A PCI bus can be 32- or 64-bit wide, and can use a 33 or 66 MHz clock. Assume that each data transfer over PCI takes a fixed 4-clock-cycle overhead (arbitration, turn-around, framing, addressing, etc), plus 1 additional clock cycle for each (32- or 64-bit) data word being transferred; thus, a 1-word transfer takes 5 clock cycles, while an 8-word-burst transfer takes 12 clock cycles.

(a) What is the PCI throughput, in Mbps, in the following 4 cases? (i) 32-bit 33 MHz PCI, transferring individual words all the time; (ii) 64-bit 66 MHz PCI, transferring individual words all the time; (iii) 32-bit 33 MHz PCI, transferring 64-byte bursts all the time; (iv) 64-bit 66 MHz PCI, transferring 64-byte bursts all the time.

(b) If a first generation switch without DMA is built around a PCI bus, and the system bottleneck is the PCI bus, what would be maximum switch throughput (= aggregate incoming throughput = aggregate outgoing throughput), in Mbps, in the four cases of part (a)?

(c) Same question as (b), but for a first generation switch with DMA.

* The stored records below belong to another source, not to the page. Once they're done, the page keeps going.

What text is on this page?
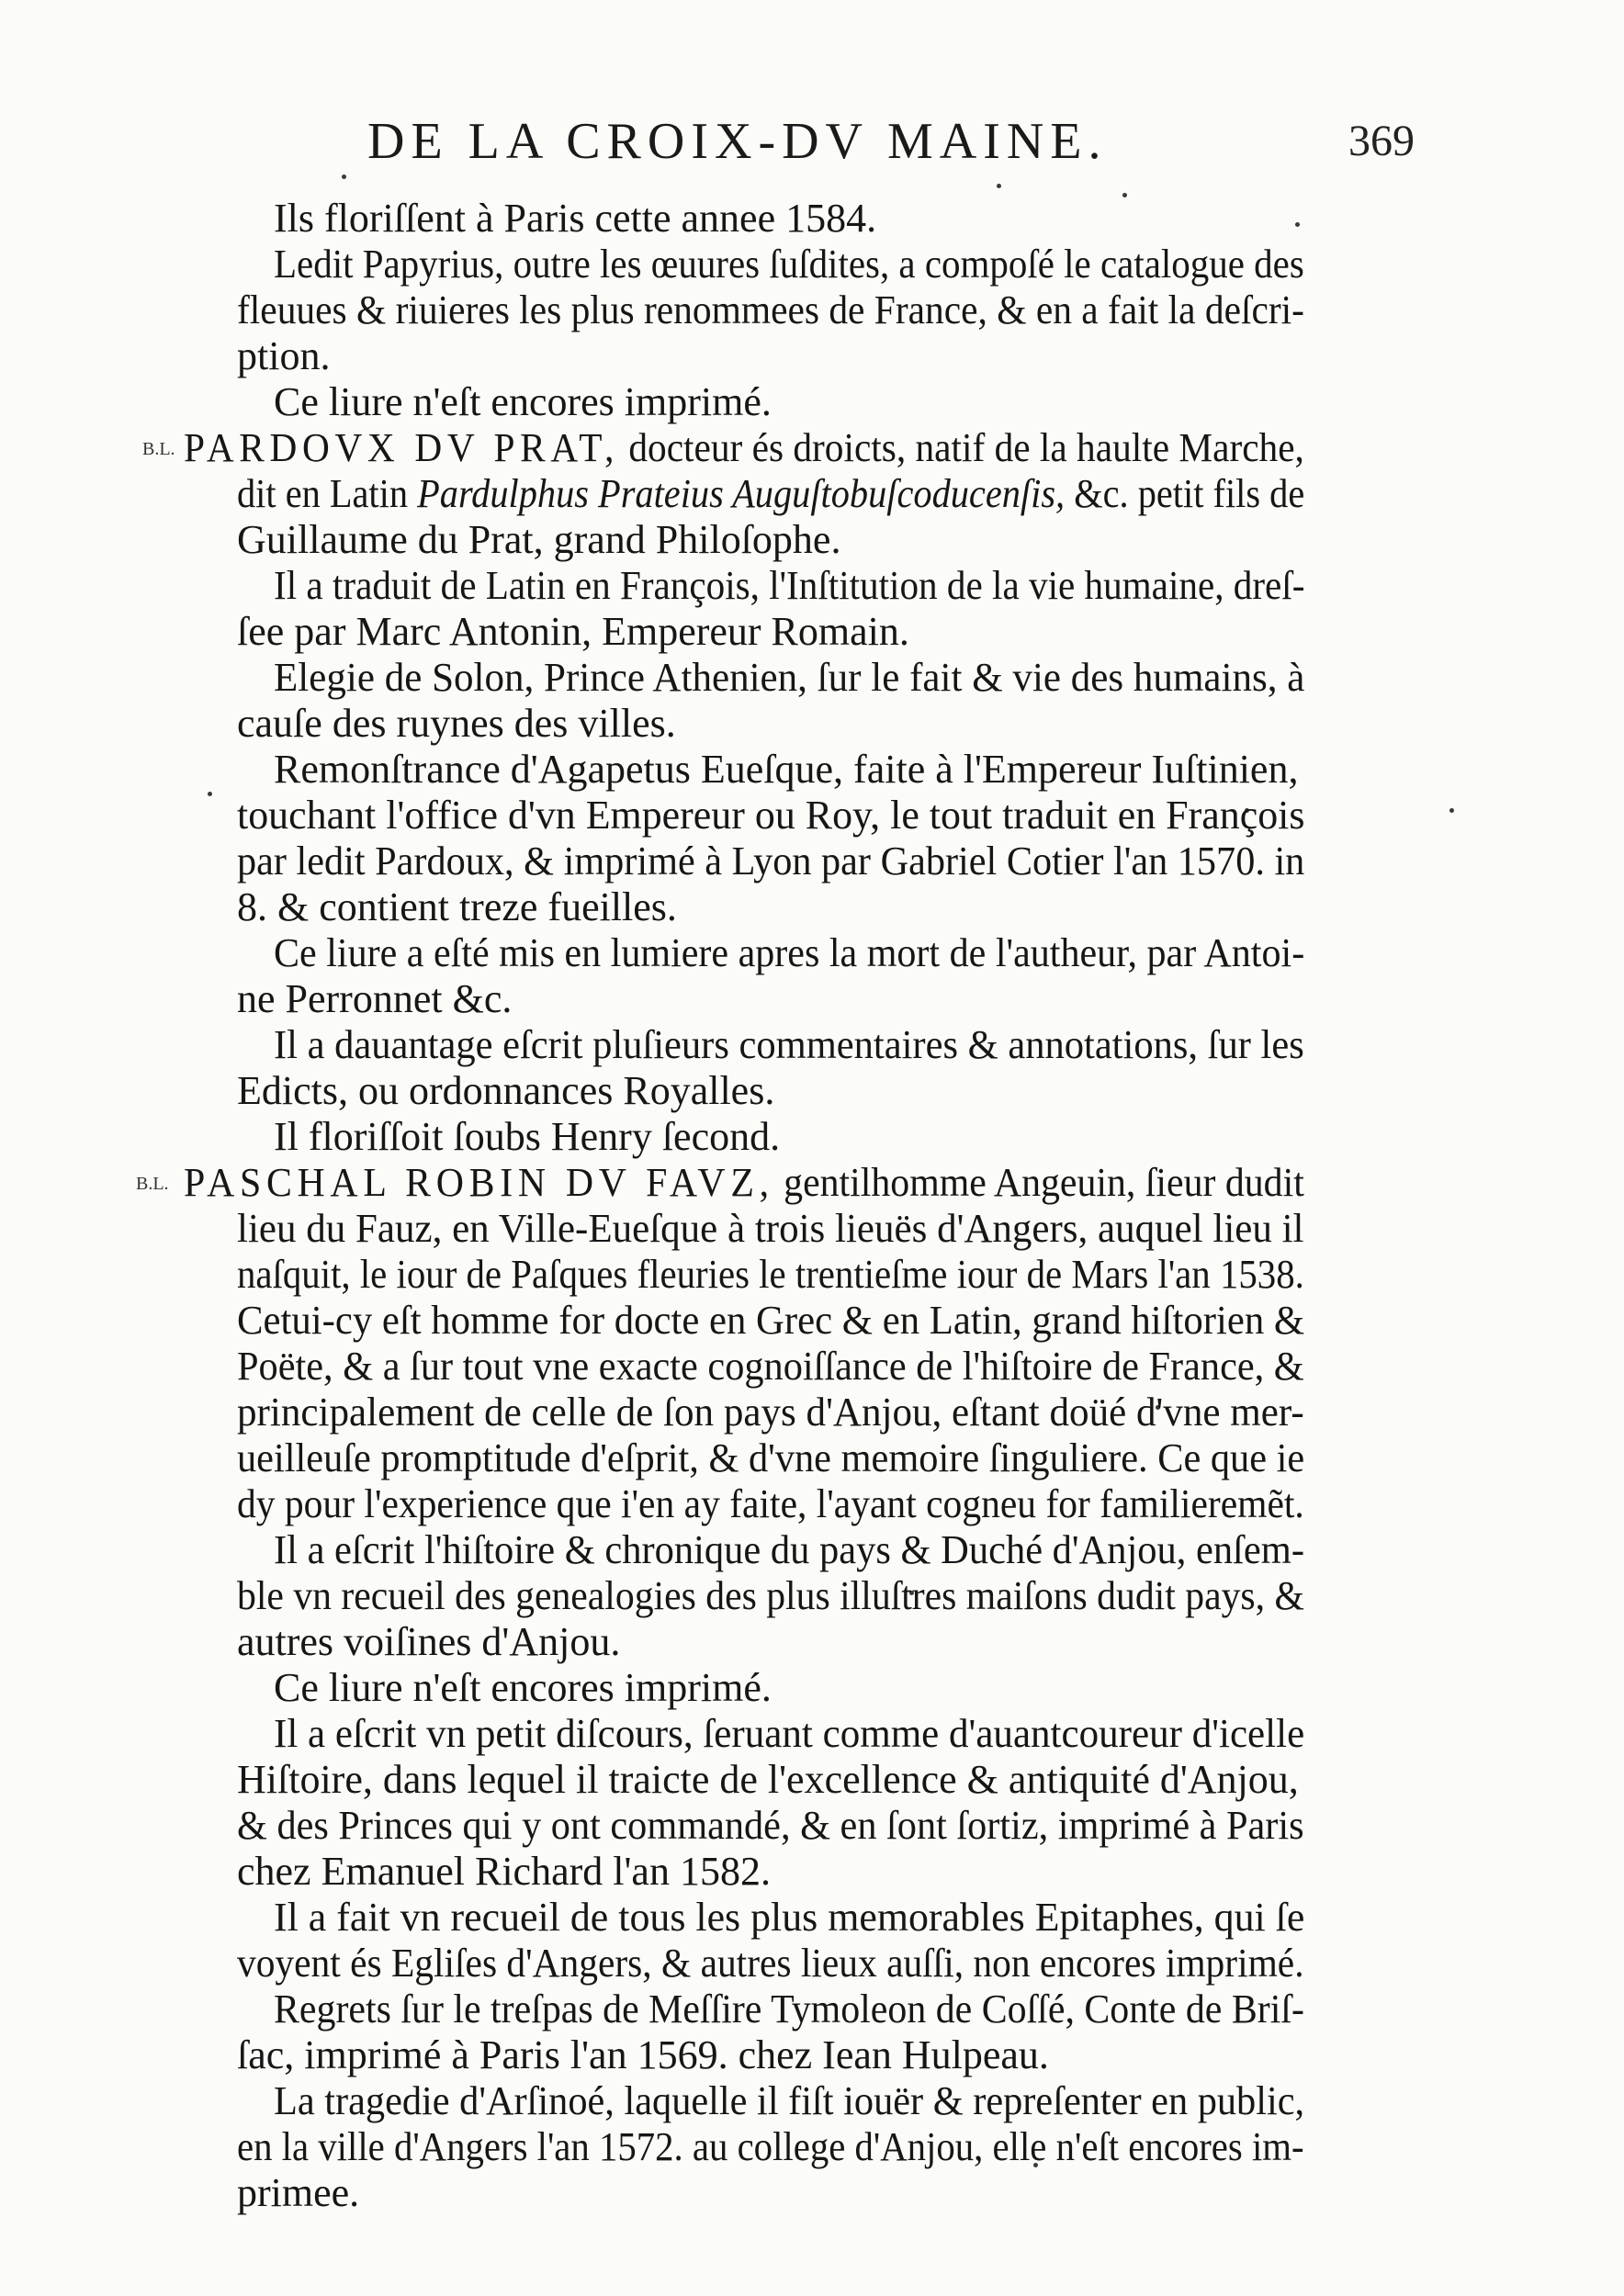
DE LA CROIX-DV MAINE.	369
Ils floriſſent à Paris cette annee 1584.
Ledit Papyrius, outre les œuures ſuſdites, a compoſé le catalogue des
fleuues & riuieres les plus renommees de France, & en a fait la deſcri-
ption.
Ce liure n'eſt encores imprimé.
B.L. PARDOVX DV PRAT, docteur és droicts, natif de la haulte Marche,
dit en Latin Pardulphus Prateius Auguſtobuſcoducenſis, &c. petit fils de
Guillaume du Prat, grand Philoſophe.
Il a traduit de Latin en François, l'Inſtitution de la vie humaine, dreſ-
ſee par Marc Antonin, Empereur Romain.
Elegie de Solon, Prince Athenien, ſur le fait & vie des humains, à
cauſe des ruynes des villes.
Remonſtrance d'Agapetus Eueſque, faite à l'Empereur Iuſtinien,
touchant l'office d'vn Empereur ou Roy, le tout traduit en François
par ledit Pardoux, & imprimé à Lyon par Gabriel Cotier l'an 1570. in
8. & contient treze fueilles.
Ce liure a eſté mis en lumiere apres la mort de l'autheur, par Antoi-
ne Perronnet &c.
Il a dauantage eſcrit pluſieurs commentaires & annotations, ſur les
Edicts, ou ordonnances Royalles.
Il floriſſoit ſoubs Henry ſecond.
B.L. PASCHAL ROBIN DV FAVZ, gentilhomme Angeuin, ſieur dudit
lieu du Fauz, en Ville-Eueſque à trois lieuës d'Angers, auquel lieu il
naſquit, le iour de Paſques fleuries le trentieſme iour de Mars l'an 1538.
Cetui-cy eſt homme for docte en Grec & en Latin, grand hiſtorien &
Poëte, & a ſur tout vne exacte cognoiſſance de l'hiſtoire de France, &
principalement de celle de ſon pays d'Anjou, eſtant doüé d'vne mer-
ueilleuſe promptitude d'eſprit, & d'vne memoire ſinguliere. Ce que ie
dy pour l'experience que i'en ay faite, l'ayant cogneu for familieremẽt.
Il a eſcrit l'hiſtoire & chronique du pays & Duché d'Anjou, enſem-
ble vn recueil des genealogies des plus illuſtres maiſons dudit pays, &
autres voiſines d'Anjou.
Ce liure n'eſt encores imprimé.
Il a eſcrit vn petit diſcours, ſeruant comme d'auantcoureur d'icelle
Hiſtoire, dans lequel il traicte de l'excellence & antiquité d'Anjou,
& des Princes qui y ont commandé, & en ſont ſortiz, imprimé à Paris
chez Emanuel Richard l'an 1582.
Il a fait vn recueil de tous les plus memorables Epitaphes, qui ſe
voyent és Egliſes d'Angers, & autres lieux auſſi, non encores imprimé.
Regrets ſur le treſpas de Meſſire Tymoleon de Coſſé, Conte de Briſ-
ſac, imprimé à Paris l'an 1569. chez Iean Hulpeau.
La tragedie d'Arſinoé, laquelle il fiſt iouër & repreſenter en public,
en la ville d'Angers l'an 1572. au college d'Anjou, elle n'eſt encores im-
primee.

(d) Same question as (b), but for a second generation switch.

### 4.3 Elastic Buffers

In an elastic buffer made using 2-port SRAM, the Empty and Full flags are asynchronous with respect to either of the two clocks.

(a) Actually, each flag is set in synchrony with one clock and is reset in synchrony with the other clock. Say specifically which flag transition occurs in synchrony with which clock and why.

(b) Could we exploit the above fact in order to avoid having to wait for a synchronization delay when looking at the Empty flag in order to flow-control the dequeue (read) operations, and when looking at the Full flag in order to flow-control the enqueue (write) operations? Why not? Construct a precise scenario (timing diagram) of word enqueueings and dequeueings that demonstrates that the Empty flag may be changing at precisely the time when the read FSM tries to look at it, or (another scenario where) the Full flag may be changing at precisely the time when the write FSM tries to look at it.